Gary Webb (Jeremy Renner) non scrive come i due famosi giornalisti per il prestigioso “Washington Post”, ma per il più piccolo “San José Mercury News”. Però è un cronista di razza, e seguendo un caso legato al narcotraffico viene in possesso di una trascrizione del Grand Jury che mette in luce una connessione tra servizi segreti e traffico di cocaina dal Sud America.
Gary segue la pista e trova le prove della relazione tra Cia e narcotrafficanti nicaraguensi, cui viene lasciata la libertà di invadere gli Stati Uniti con la droga perché parte degli utili servono per armare le milizie dei Contras, i controrivoluzionari che osteggiano il governo di sinistra dei sandinisti. “Il fine giustifica i mezzi”, denuncia Gary nel suo articolo dal titolo “Dark Alliance”: e il fine, prioritario per la Cia, è la lotta al comunismo sovietico, nell’ultima propaggine, durante il governo Reagan, dell’interminabile guerra fredda.
L’effetto del pezzo è dirompente, anche perché la droga invade soprattutto i quartieri poveri del paese, abitati in larga maggioranza dalla comunità afroamericana, che chiede a gran voce le ragioni della cinica politica dei servizi segreti. Per Gary lo scoop è un successo e gli frutta addirittura il premio di giornalista dell’anno. Quasi subito, però, Cia e grandi giornali partono al contrattacco smontando il teorema accusatorio, e mettono in dubbio persino moralità e deontologia professionale di Webb. Intimidito, il Mercury lo scarica: così quando va a ritirare il premio, è ormai un giornalista disoccupato e pubblicamente screditato.
Nel raccontare la vera storia di Gary Webb, La regola del gioco di Michael Cuesta (al suo attivo Six feet under, True blood, Homeland) fatica a trovare un equilibrio tra l’iniziale parte investigativa e quella sulle ripercussioni familiari della vicenda, che prendono eccessivamente il sopravvento (forse anche per evitare di infilarsi troppo a fondo nell’intricata materia). Però è onesto nel restituire senza eccessiva enfasi una storia dalla quale nessuno esce pulito: non le istituzioni, invischiate in censurabili traffici; non la stampa, impegnata in una guerra tra giornali grandi e piccoli nella quale a soccombere sono i più deboli.
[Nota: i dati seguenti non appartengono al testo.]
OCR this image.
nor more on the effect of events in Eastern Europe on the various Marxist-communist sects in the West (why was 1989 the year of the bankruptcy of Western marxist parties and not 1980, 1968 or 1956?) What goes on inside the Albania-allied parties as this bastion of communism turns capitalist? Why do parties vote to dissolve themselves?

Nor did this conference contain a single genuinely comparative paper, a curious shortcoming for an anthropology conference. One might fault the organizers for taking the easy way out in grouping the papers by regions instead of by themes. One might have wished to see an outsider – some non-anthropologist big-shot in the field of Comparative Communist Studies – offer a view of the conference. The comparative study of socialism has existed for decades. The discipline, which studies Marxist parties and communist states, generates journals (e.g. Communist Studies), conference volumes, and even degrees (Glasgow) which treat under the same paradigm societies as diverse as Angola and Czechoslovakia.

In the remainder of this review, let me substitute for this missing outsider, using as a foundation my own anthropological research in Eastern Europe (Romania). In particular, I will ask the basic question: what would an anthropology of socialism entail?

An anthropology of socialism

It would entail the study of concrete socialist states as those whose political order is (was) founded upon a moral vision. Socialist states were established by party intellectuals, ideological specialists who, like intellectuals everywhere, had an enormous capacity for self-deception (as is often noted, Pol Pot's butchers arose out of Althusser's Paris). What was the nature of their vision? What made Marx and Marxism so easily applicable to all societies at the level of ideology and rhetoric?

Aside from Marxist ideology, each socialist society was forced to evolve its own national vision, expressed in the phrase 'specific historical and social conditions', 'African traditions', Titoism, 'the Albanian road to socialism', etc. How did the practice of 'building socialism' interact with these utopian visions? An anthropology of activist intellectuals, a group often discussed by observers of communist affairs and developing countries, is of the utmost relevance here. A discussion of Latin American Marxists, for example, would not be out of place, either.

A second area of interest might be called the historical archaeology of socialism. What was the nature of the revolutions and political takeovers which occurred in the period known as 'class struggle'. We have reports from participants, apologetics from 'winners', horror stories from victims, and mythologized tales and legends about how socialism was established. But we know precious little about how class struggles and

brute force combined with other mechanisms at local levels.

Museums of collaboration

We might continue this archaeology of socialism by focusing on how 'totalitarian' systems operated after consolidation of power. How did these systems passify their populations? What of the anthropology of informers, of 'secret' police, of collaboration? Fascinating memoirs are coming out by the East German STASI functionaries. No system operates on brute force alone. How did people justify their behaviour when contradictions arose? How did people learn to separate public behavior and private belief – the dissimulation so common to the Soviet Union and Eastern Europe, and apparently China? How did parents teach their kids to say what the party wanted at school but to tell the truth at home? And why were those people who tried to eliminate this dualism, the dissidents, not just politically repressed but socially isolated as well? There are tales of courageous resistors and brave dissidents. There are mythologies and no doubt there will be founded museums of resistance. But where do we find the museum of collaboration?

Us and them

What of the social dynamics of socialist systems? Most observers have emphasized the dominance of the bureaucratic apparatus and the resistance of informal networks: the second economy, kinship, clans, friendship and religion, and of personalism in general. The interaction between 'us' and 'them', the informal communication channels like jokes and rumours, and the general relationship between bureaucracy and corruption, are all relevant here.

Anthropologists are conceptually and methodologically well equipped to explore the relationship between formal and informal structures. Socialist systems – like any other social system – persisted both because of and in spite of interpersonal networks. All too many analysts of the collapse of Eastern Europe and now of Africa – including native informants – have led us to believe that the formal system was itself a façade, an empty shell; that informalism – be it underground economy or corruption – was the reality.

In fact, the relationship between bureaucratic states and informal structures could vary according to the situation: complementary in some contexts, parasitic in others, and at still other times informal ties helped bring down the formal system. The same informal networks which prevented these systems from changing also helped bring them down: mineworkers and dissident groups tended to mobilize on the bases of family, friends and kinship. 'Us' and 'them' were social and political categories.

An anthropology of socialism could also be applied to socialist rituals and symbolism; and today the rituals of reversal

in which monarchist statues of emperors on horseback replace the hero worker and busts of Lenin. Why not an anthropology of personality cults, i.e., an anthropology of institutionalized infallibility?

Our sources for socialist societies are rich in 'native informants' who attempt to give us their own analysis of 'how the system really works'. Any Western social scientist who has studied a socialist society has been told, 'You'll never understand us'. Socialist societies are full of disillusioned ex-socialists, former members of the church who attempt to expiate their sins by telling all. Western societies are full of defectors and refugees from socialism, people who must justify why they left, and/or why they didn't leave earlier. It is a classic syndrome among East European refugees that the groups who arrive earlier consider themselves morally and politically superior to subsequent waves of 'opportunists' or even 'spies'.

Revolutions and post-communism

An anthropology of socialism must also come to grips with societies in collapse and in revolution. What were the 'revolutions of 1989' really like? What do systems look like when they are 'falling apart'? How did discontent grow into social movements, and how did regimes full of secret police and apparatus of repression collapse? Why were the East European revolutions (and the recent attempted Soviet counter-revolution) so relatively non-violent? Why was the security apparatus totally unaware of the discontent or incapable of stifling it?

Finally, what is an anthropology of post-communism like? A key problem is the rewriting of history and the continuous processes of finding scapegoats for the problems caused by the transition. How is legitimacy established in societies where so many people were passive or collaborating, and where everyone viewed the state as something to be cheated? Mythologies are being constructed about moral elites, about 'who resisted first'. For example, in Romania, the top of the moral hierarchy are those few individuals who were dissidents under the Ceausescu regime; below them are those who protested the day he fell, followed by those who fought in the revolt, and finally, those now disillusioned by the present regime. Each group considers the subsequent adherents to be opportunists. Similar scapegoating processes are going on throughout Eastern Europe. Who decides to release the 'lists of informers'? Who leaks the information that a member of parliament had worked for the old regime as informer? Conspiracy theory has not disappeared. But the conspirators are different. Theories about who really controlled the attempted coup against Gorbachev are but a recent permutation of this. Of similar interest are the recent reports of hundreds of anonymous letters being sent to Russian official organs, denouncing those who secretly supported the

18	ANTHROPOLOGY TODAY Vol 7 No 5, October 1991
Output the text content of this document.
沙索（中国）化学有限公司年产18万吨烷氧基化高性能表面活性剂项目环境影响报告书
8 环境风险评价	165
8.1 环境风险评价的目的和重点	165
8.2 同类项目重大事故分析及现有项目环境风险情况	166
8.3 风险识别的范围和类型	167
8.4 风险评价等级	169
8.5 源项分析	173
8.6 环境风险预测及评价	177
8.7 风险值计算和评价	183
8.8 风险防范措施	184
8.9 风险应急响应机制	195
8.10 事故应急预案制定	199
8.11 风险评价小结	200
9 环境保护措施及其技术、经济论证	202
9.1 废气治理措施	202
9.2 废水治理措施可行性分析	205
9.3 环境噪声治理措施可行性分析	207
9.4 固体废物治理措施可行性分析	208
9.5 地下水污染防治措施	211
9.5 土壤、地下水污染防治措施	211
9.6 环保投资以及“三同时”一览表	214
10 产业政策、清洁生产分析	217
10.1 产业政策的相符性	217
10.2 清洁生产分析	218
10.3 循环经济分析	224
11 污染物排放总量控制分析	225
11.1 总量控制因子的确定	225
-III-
A farne le spese è proprio Webb, cui Jeremy Renner offre un realistico ritratto di dignità e umanissimi limiti. Anche il discorso del ritiro del premio-beffa, che in un altro genere di film avrebbe rappresentato il momento del riscatto memorabile, qui viene mantenuto sottotono, spento come la fotografia di poche luci e molte ombre. La cifra stilistica del film emerge dalla sobrietà non spettacolare dell’insieme e da alcuni dettagli indovinati, come la sequenza sottilmente polemica in cui Webb scrive il suo duro reportage ispirato da Know your rights dei Clash, il gruppo più politico del rock, che al Nicaragua dedicò un album inequivocabilmente intitolato Sandinista.